The Lifecycle of a Service Matt Stratton DevOps Advocate & Thought Validator, PagerDuty @mattstratton
A presentation at DevOpsDays New York City 2020 in March 2020 in New York, NY, USA by Matt Stratton
The Lifecycle of a Service Matt Stratton DevOps Advocate & Thought Validator, PagerDuty @mattstratton
Imagine a world where you understand what you’re working on, you’re clear on what your dependencies are, who relies on you and what you’re delivering. You have a clear vision of your impact on your business, your customers, and you know what you want to do to continue delivering value to the people you care about. You innovate, you try new things, and you can solve problems effectively when they come up. You and your colleagues work together to bring value to your business without blame, and you can make changes without being afraid of unintended consequences.
Service Ownership means people take responsibility for what they deliver, at every stage of a service’s lifetime. @mattstratton
What is a service? @mattstratton
A service can be a lot of things Microservice Slice of a monolith Internal tool Piece of functionality Component Shared infrastructure Feature @mattstratton For today, let’s call them all a kind of ‘service’. If it provides value to other people, it’s a service.
A service can be a lot of things If it provides value to other people, it’s a service @mattstratton For today, let’s call them all a kind of ‘service’. If it provides value to other people, it’s a service.
Define what a “service” means to you @mattstratton
A service is a discrete piece of functionality that provides value that is wholly owned by a team @mattstratton At PagerDuty, our definition is more specific to an infrastructure that is composed of distinct services that are written as separate pieces of code, but can be applied to parts of a monolithic codebase as well, or even external tools.
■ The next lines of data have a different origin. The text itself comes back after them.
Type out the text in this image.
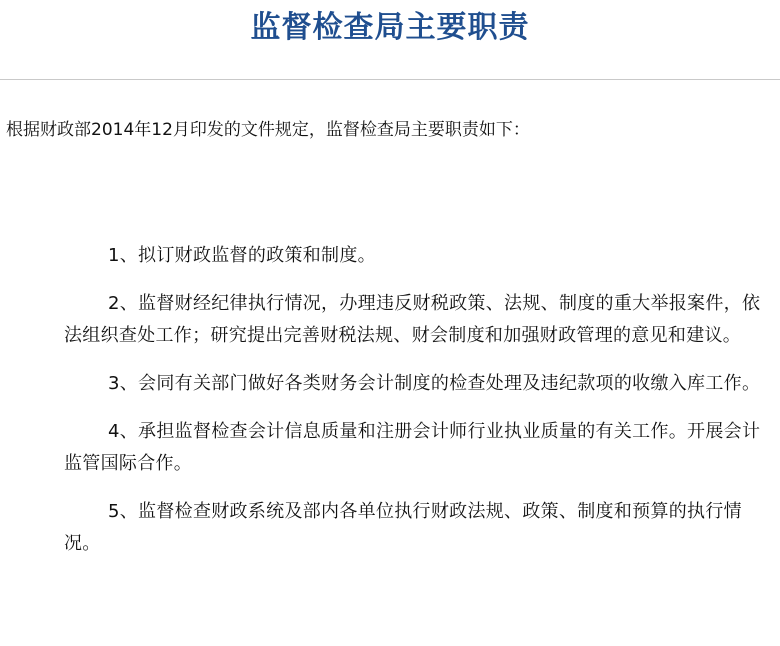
监督检查局主要职责

根据财政部2014年12月印发的文件规定，监督检查局主要职责如下：

1、拟订财政监督的政策和制度。
2、监督财经纪律执行情况，办理违反财税政策、法规、制度的重大举报案件，依法组织查处工作；研究提出完善财税法规、财会制度和加强财政管理的意见和建议。
3、会同有关部门做好各类财务会计制度的检查处理及违纪款项的收缴入库工作。
4、承担监督检查会计信息质量和注册会计师行业执业质量的有关工作。开展会计监管国际合作。
5、监督检查财政系统及部内各单位执行财政法规、政策、制度和预算的执行情况。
Shared understanding @mattstratton It’s helpful to come to a shared understanding of the boundaries of a given service and figure out who all the stakeholders are. If there are multiple teams contributing, maintaining, and supporting a given service, this gets even more important.
Who is responsible? @mattstratton Start by considering who is responsible for the service you are defining. A service should be wholly owned by the team on-call for it.
“Service mitosis” @mattstratton If multiple teams share responsibility for a service, it’s better to split that service up (if possible) into separate services. Some organizations call this “service mitosis”, making a rule that at a certain team size or the volume of code in a code base, the service and team must split up.
Service definitions help with problem resolution @mattstratton Services should be set up granularly enough to help identify the source of problems. If two microservices always behave as one, and fixing a problem on one means fixing it also on another, it might make sense to combine them.
What about a monolith? @mattstratton If you have a monolith, consider how you will address on-call responsibilities for it. Monoliths tend to be the cause of a lot of incidents, both actionable and nonactionable.If one team owns the monolith, they usually don’t own any other services unless the on-call load for the monolith is low. If multiple teams share responsibility for the monolith, consider gradually identifying different sources of functionality and routing those alerts to teams that have the right context. Each source of functionality can be represented as a different service for your documentation, enumerating runbooks and wiki’s, along with your oncall ownership in PagerDuty.
Roles in service ownership @mattstratton Service ownership is a shared responsibility – engineers aren’t the only people accountable to the ownership of the code they write.
Development Team @mattstratton Developing a service is more than writing code. Yes, of course, it involves code in a shared repo with documentation, generally a Readme that explains what the code does, and the contract that other services can understand if they need to interact with it. You may not have everything in place as you’re initially developing a service, but you should go through a standard process that your organization has agreed upon.
Your service should make sense to other people who will interact with it @mattstratton Remember, you are not the only person who will interact with this service. Make sure your code is reviewed by other members of your team, with whatever process. You will not always be around to answer questions about what your code is intended to do, so it is your responsibility to make it understandable so that you aren’t a single point of contact.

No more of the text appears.